Phishing URL detection tool adapted from my dissertation project which revolved around anti-phishing on Android devices (full paper can be found at: http://mydo.cx/M2RmYThi).
Designed and tested on Debian based systems.
~$ ./phishy URL
NOTE: ensure to chmod +x the 'phishy' file before usage!
- IP and URL blacklisting
- IP, URL and domain whitelisting
- Typoswatting detection in domains/subdomains
NOTE: the white/blacklists haven't been fleshed out at all as the original project was a PoC.
This part of the tool extracts 23 features from the user submitted URL and determines its legitimacy via a supervised Random Tree Model. Makes use of the python-weka-wrapper library.

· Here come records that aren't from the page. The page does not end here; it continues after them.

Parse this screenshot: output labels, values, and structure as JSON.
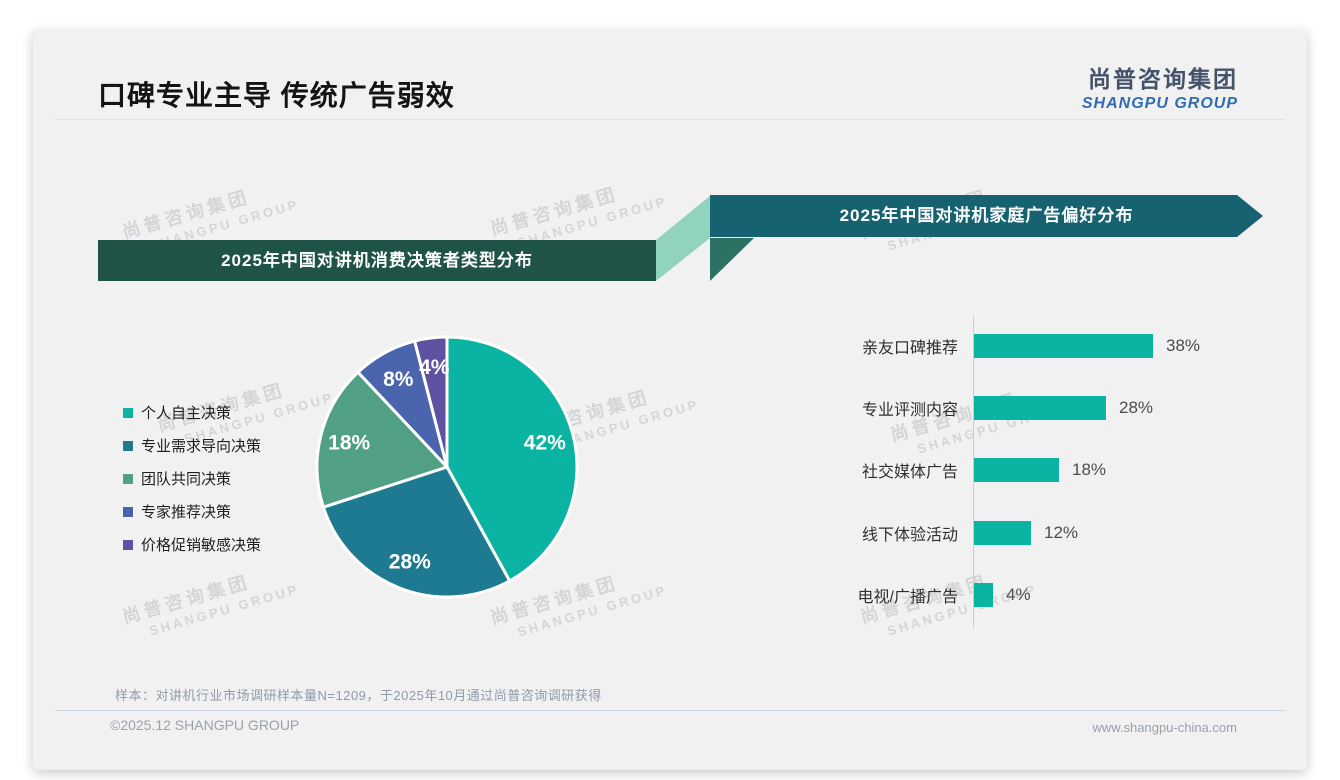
{
  "page": {
    "title": "口碑专业主导 传统广告弱效",
    "logo": {
      "cn": "尚普咨询集团",
      "en": "SHANGPU GROUP"
    },
    "watermark": {
      "cn": "尚普咨询集团",
      "en": "SHANGPU GROUP"
    },
    "footnote": "样本：对讲机行业市场调研样本量N=1209，于2025年10月通过尚普咨询调研获得",
    "footer": {
      "copyright": "©2025.12 SHANGPU GROUP",
      "website": "www.shangpu-china.com"
    }
  },
  "colors": {
    "accent_teal": "#0bb4a2",
    "banner_left_bg": "#1f5348",
    "banner_right_bg": "#176271",
    "connector_mint": "#92d3c0",
    "connector_fold": "#2c7163",
    "logo_en_blue": "#2f6cb3",
    "card_bg": "#f1f1f2"
  },
  "chart_data": [
    {
      "type": "pie",
      "title": "2025年中国对讲机消费决策者类型分布",
      "labels": [
        "个人自主决策",
        "专业需求导向决策",
        "团队共同决策",
        "专家推荐决策",
        "价格促销敏感决策"
      ],
      "values": [
        42,
        28,
        18,
        8,
        4
      ],
      "data_labels": [
        "42%",
        "28%",
        "18%",
        "8%",
        "4%"
      ],
      "colors": [
        "#0bb4a2",
        "#1e7a90",
        "#519f84",
        "#4a64ae",
        "#5e51a1"
      ],
      "legend_position": "left",
      "start_angle_deg": 0,
      "direction": "clockwise"
    },
    {
      "type": "bar",
      "title": "2025年中国对讲机家庭广告偏好分布",
      "orientation": "horizontal",
      "categories": [
        "亲友口碑推荐",
        "专业评测内容",
        "社交媒体广告",
        "线下体验活动",
        "电视/广播广告"
      ],
      "values": [
        38,
        28,
        18,
        12,
        4
      ],
      "value_labels": [
        "38%",
        "28%",
        "18%",
        "12%",
        "4%"
      ],
      "bar_color": "#0bb4a2",
      "xlim": [
        0,
        42
      ],
      "grid": false
    }
  ]
}
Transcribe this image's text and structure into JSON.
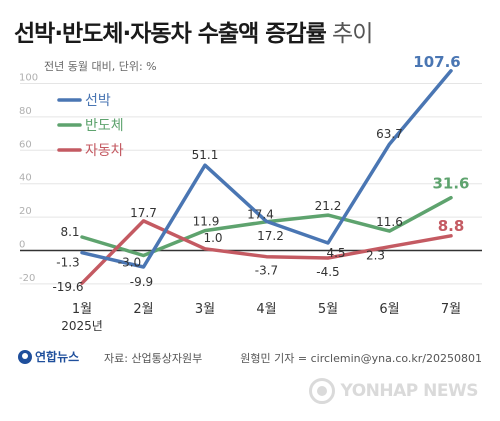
{
  "title_main": "선박·반도체·자동차 수출액 증감률",
  "title_sub": " 추이",
  "unit_note": "전년 동월 대비, 단위: %",
  "colors": {
    "ship": "#4a76b3",
    "semi": "#5ea36e",
    "car": "#c45a62",
    "axis": "#333333",
    "grid": "#e5e5e5",
    "tick": "#b0b0b0"
  },
  "chart_data": {
    "type": "line",
    "categories": [
      "1월",
      "2월",
      "3월",
      "4월",
      "5월",
      "6월",
      "7월"
    ],
    "first_category_sub": "2025년",
    "y_ticks": [
      100,
      80,
      60,
      40,
      20,
      0,
      -20
    ],
    "ylim": [
      -28,
      110
    ],
    "grid": true,
    "legend_position": "top-left",
    "series": [
      {
        "key": "ship",
        "name": "선박",
        "values": [
          -1.3,
          -9.9,
          51.1,
          17.4,
          4.5,
          63.7,
          107.6
        ],
        "labels": [
          "-1.3",
          "-9.9",
          "51.1",
          "17.4",
          "4.5",
          "63.7",
          "107.6"
        ]
      },
      {
        "key": "semi",
        "name": "반도체",
        "values": [
          8.1,
          -3.0,
          11.9,
          17.2,
          21.2,
          11.6,
          31.6
        ],
        "labels": [
          "8.1",
          "-3.0",
          "11.9",
          "17.2",
          "21.2",
          "11.6",
          "31.6"
        ]
      },
      {
        "key": "car",
        "name": "자동차",
        "values": [
          -19.6,
          17.7,
          1.0,
          -3.7,
          -4.5,
          2.3,
          8.8
        ],
        "labels": [
          "-19.6",
          "17.7",
          "1.0",
          "-3.7",
          "-4.5",
          "2.3",
          "8.8"
        ]
      }
    ]
  },
  "footer": {
    "logo": "연합뉴스",
    "source": "자료: 산업통상자원부",
    "credit": "원형민 기자 = circlemin@yna.co.kr/20250801"
  },
  "watermark": "YONHAP NEWS"
}
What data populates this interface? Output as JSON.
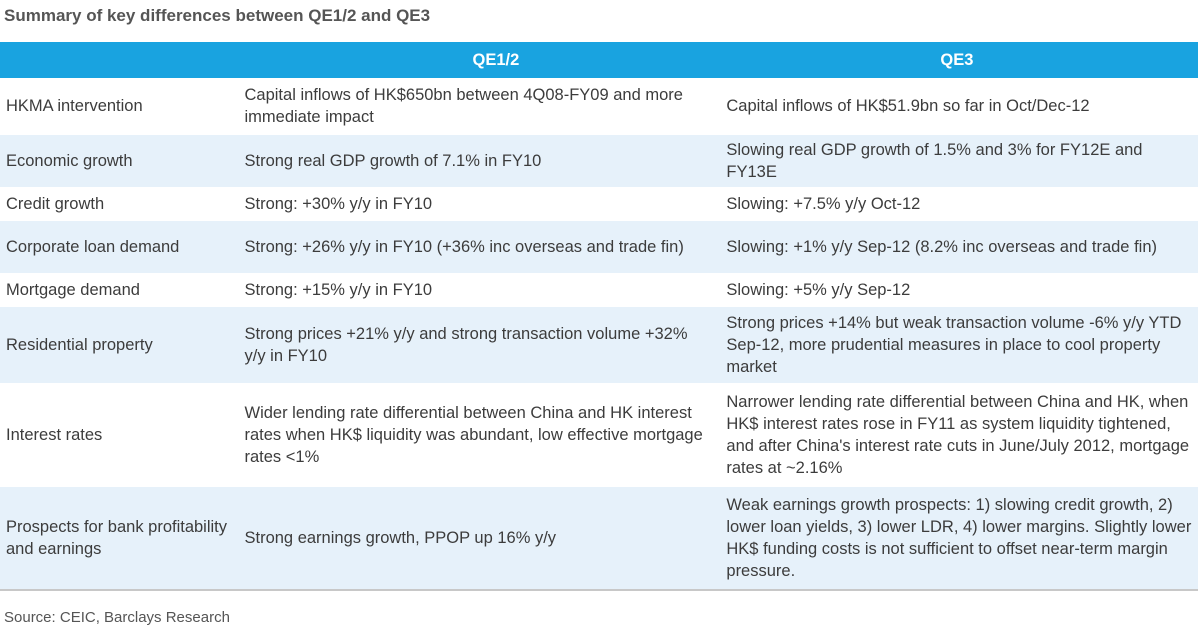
{
  "title": "Summary of key differences between QE1/2 and QE3",
  "columns": [
    "",
    "QE1/2",
    "QE3"
  ],
  "rows": [
    {
      "label": "HKMA intervention",
      "qe12": "Capital inflows of HK$650bn between 4Q08-FY09 and more immediate impact",
      "qe3": "Capital inflows of HK$51.9bn so far in Oct/Dec-12"
    },
    {
      "label": "Economic growth",
      "qe12": "Strong real GDP growth of 7.1% in FY10",
      "qe3": "Slowing real GDP growth of 1.5% and 3% for FY12E and FY13E"
    },
    {
      "label": "Credit growth",
      "qe12": "Strong: +30% y/y in FY10",
      "qe3": "Slowing: +7.5% y/y Oct-12"
    },
    {
      "label": "Corporate loan demand",
      "qe12": "Strong: +26% y/y in FY10 (+36% inc overseas and trade fin)",
      "qe3": "Slowing: +1% y/y Sep-12 (8.2% inc overseas and trade fin)"
    },
    {
      "label": "Mortgage demand",
      "qe12": "Strong: +15% y/y in FY10",
      "qe3": "Slowing: +5% y/y Sep-12"
    },
    {
      "label": "Residential property",
      "qe12": "Strong prices +21% y/y and strong transaction volume +32% y/y in FY10",
      "qe3": "Strong prices +14% but weak transaction volume -6% y/y YTD Sep-12, more prudential measures in place to cool property market"
    },
    {
      "label": "Interest rates",
      "qe12": "Wider lending rate differential between China and HK interest rates when HK$ liquidity was abundant, low effective mortgage rates <1%",
      "qe3": "Narrower lending rate differential between China and HK, when HK$ interest rates rose in FY11 as system liquidity tightened, and after China's interest rate cuts in June/July 2012, mortgage rates at ~2.16%"
    },
    {
      "label": "Prospects for bank profitability and earnings",
      "qe12": "Strong earnings growth, PPOP up 16% y/y",
      "qe3": "Weak earnings growth prospects: 1) slowing credit growth, 2) lower loan yields, 3) lower LDR, 4) lower margins. Slightly lower HK$ funding costs is not sufficient to offset near-term margin pressure."
    }
  ],
  "source": "Source: CEIC, Barclays Research",
  "colors": {
    "header_bg": "#19a3e0",
    "alt_row_bg": "#e6f1fa"
  }
}
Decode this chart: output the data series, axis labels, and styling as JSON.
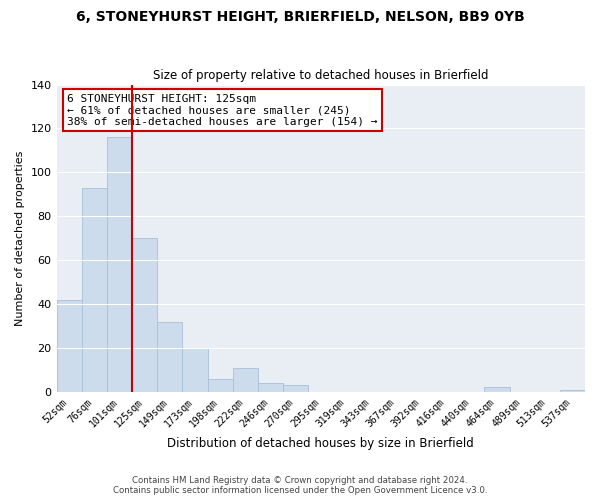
{
  "title": "6, STONEYHURST HEIGHT, BRIERFIELD, NELSON, BB9 0YB",
  "subtitle": "Size of property relative to detached houses in Brierfield",
  "xlabel": "Distribution of detached houses by size in Brierfield",
  "ylabel": "Number of detached properties",
  "bar_color": "#ccdcec",
  "bar_edge_color": "#a8c0d8",
  "vline_color": "#cc0000",
  "categories": [
    "52sqm",
    "76sqm",
    "101sqm",
    "125sqm",
    "149sqm",
    "173sqm",
    "198sqm",
    "222sqm",
    "246sqm",
    "270sqm",
    "295sqm",
    "319sqm",
    "343sqm",
    "367sqm",
    "392sqm",
    "416sqm",
    "440sqm",
    "464sqm",
    "489sqm",
    "513sqm",
    "537sqm"
  ],
  "values": [
    42,
    93,
    116,
    70,
    32,
    20,
    6,
    11,
    4,
    3,
    0,
    0,
    0,
    0,
    0,
    0,
    0,
    2,
    0,
    0,
    1
  ],
  "ylim": [
    0,
    140
  ],
  "yticks": [
    0,
    20,
    40,
    60,
    80,
    100,
    120,
    140
  ],
  "annotation_title": "6 STONEYHURST HEIGHT: 125sqm",
  "annotation_line1": "← 61% of detached houses are smaller (245)",
  "annotation_line2": "38% of semi-detached houses are larger (154) →",
  "annotation_box_color": "#ffffff",
  "annotation_box_edge_color": "#cc0000",
  "footer_line1": "Contains HM Land Registry data © Crown copyright and database right 2024.",
  "footer_line2": "Contains public sector information licensed under the Open Government Licence v3.0.",
  "background_color": "#ffffff",
  "plot_bg_color": "#e8eef4"
}
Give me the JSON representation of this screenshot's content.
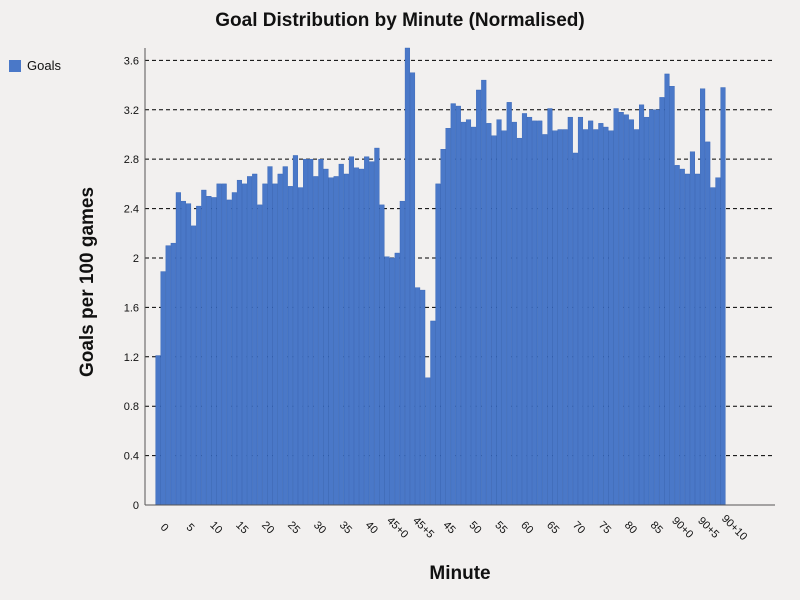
{
  "colors": {
    "bar": "#4a78c8",
    "bar_edge": "#2f5fb3",
    "grid": "#000000",
    "axis": "#555555"
  },
  "chart_data": {
    "type": "bar",
    "title": "Goal Distribution by Minute (Normalised)",
    "xlabel": "Minute",
    "ylabel": "Goals per 100 games",
    "ylim": [
      0,
      3.7
    ],
    "yticks": [
      "0",
      "0.4",
      "0.8",
      "1.2",
      "1.6",
      "2",
      "2.4",
      "2.8",
      "3.2",
      "3.6"
    ],
    "grid": "horizontal dashed",
    "legend_position": "top-left",
    "xtick_labels": [
      "0",
      "5",
      "10",
      "15",
      "20",
      "25",
      "30",
      "35",
      "40",
      "45+0",
      "45+5",
      "45",
      "50",
      "55",
      "60",
      "65",
      "70",
      "75",
      "80",
      "85",
      "90+0",
      "90+5",
      "90+10"
    ],
    "series": [
      {
        "name": "Goals",
        "values": [
          1.21,
          1.89,
          2.1,
          2.12,
          2.53,
          2.46,
          2.44,
          2.26,
          2.42,
          2.55,
          2.5,
          2.49,
          2.6,
          2.6,
          2.47,
          2.53,
          2.63,
          2.6,
          2.66,
          2.68,
          2.43,
          2.6,
          2.74,
          2.6,
          2.68,
          2.74,
          2.58,
          2.83,
          2.57,
          2.8,
          2.8,
          2.66,
          2.8,
          2.72,
          2.65,
          2.66,
          2.76,
          2.68,
          2.82,
          2.73,
          2.72,
          2.82,
          2.78,
          2.89,
          2.43,
          2.01,
          2.0,
          2.04,
          2.46,
          3.7,
          3.5,
          1.76,
          1.74,
          1.03,
          1.49,
          2.6,
          2.88,
          3.05,
          3.25,
          3.23,
          3.1,
          3.12,
          3.06,
          3.36,
          3.44,
          3.09,
          2.99,
          3.12,
          3.03,
          3.26,
          3.1,
          2.97,
          3.17,
          3.14,
          3.11,
          3.11,
          3.0,
          3.21,
          3.03,
          3.04,
          3.04,
          3.14,
          2.85,
          3.14,
          3.04,
          3.11,
          3.04,
          3.09,
          3.06,
          3.03,
          3.21,
          3.18,
          3.16,
          3.12,
          3.04,
          3.24,
          3.14,
          3.2,
          3.2,
          3.3,
          3.49,
          3.39,
          2.75,
          2.72,
          2.68,
          2.86,
          2.68,
          3.37,
          2.94,
          2.57,
          2.65,
          3.38
        ]
      }
    ]
  }
}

Length of URL | Length of domain | Length of path | Depth of path | Number of percent symbols in the URL | Number of underscores in the URL |
Number of ampersands in the URL | Number of numbers in the URL | Number of hash symbols in the URL | Number of dashes in the URL | Number of dots in the URL | Whether a tilde is present in the URL |
Whether an ‘at’ symbol (@) is present in the URL | Number of subdomains | Number of dashes in the domain | Whether a Top-Level Domain (TLD) is contained within the subdomain(s) | Whether the domain is an IP address | Whether there is a double slash present in the path |
Number of URL queries | Scheme (HTTPS or HTTP) | Whether the URL’s combined top and second level domains appear in the first page of a Google Search | Whether the URL’s corresponding webpage has links within characteristic of a phishing page i.e. dead links orthose which go to a different domain |
NOTE: feature extraction and classification via ML is only used if the submitted URL isn't flagged up by the white/blacklist test.
- Python 3.6
- Java
- Weka
It is recommended to use virtualenv to have an isolated environment for the required python packages.
You will also need to run pip install -r requirements.txt to install the python packages required.
Then run python python weka_fix.py to fix a bug with the python weka library.